The Kirkpatrick Model is a four-level framework for evaluating the effectiveness of training programs. Developed by Donald Kirkpatrick in 1959 and refined for decades since, it remains the most widely used training evaluation model in corporate learning and instructional design.
This guide covers all four levels with real-world examples, sample evaluation questions for each level, a planning template, the updated New World Kirkpatrick Model, common criticisms, and how Kirkpatrick compares to alternatives like the Phillips ROI Methodology and CIRO.
The Kirkpatrick Model is a training evaluation framework that measures the impact of a learning program across four sequential levels: Reaction, Learning, Behavior, and Results. Each level answers a different question about whether the training is working, and each level becomes more difficult (and more valuable) to measure than the one before it.
While the model is most often applied to corporate training and eLearning programs, it's flexible enough to evaluate any kind of learning intervention. Modern practitioners (including the Kirkpatrick family's own training organization) treat the model as cyclical rather than linear, and they teach evaluators to plan in reverse: start by defining your Level 4 business results, then work backward to design the training itself.
Here's how the four levels compare across the questions they answer, the methods used to measure them, and when to do that measurement.
Donald Kirkpatrick first introduced the four levels in his 1954 PhD dissertation at the University of Wisconsin, then published the framework in a 1959 series of articles in the journal Training and Development. His 1994 book Evaluating Training Programs: The Four Levels made the model the de facto standard for the training industry.
In the 2010s, Don's son Jim Kirkpatrick and daughter-in-law Wendy Kirkpatrick launched the New World Kirkpatrick Model through Kirkpatrick Partners. Their update kept the original four levels but added critical refinements: required drivers to support on-the-job behavior, confidence and commitment as Level 2 indicators, and a strong emphasis on planning evaluation from Level 4 backward.
The model continues to evolve. In 2026, Vanessa Milara Alzate is expanding the framework further with explicit attention to the performance environment: the systems, culture, and reinforcement structures that determine whether training actually sticks.
The sections below walk through each level in order from 1 to 4, which makes them easier to understand. But when you actually plan an evaluation strategy, you should work the opposite direction: start with Level 4 (what the business needs) and design backward.
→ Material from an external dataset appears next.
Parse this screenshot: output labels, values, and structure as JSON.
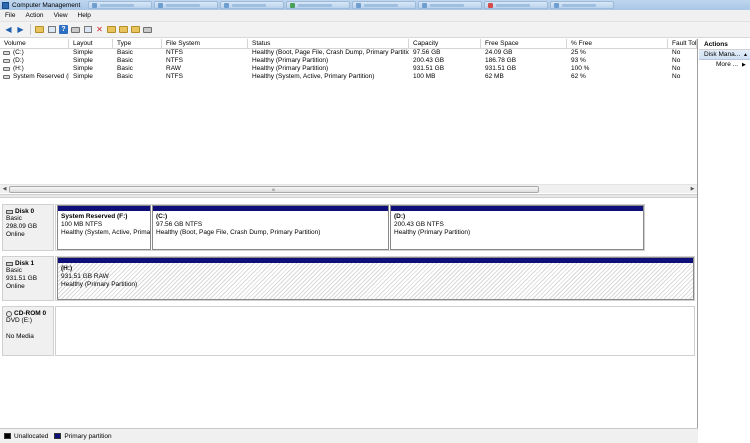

We'll cover that workflow later.
Level 1 captures how participants respond to the training experience. Specifically, it measures how engaging, relevant, and useful they found it. This is the most commonly collected type of evaluation data, usually gathered through a short post-training survey (sometimes called a "smile sheet").
One important update from the New World model: relevance is a stronger predictor of behavior change than satisfaction or engagement. A learner can enjoy a workshop and still not apply any of it. But if they tell you the content was directly relevant to their job, they're far more likely to actually use it. Build your Level 1 surveys around relevance, not just enjoyment.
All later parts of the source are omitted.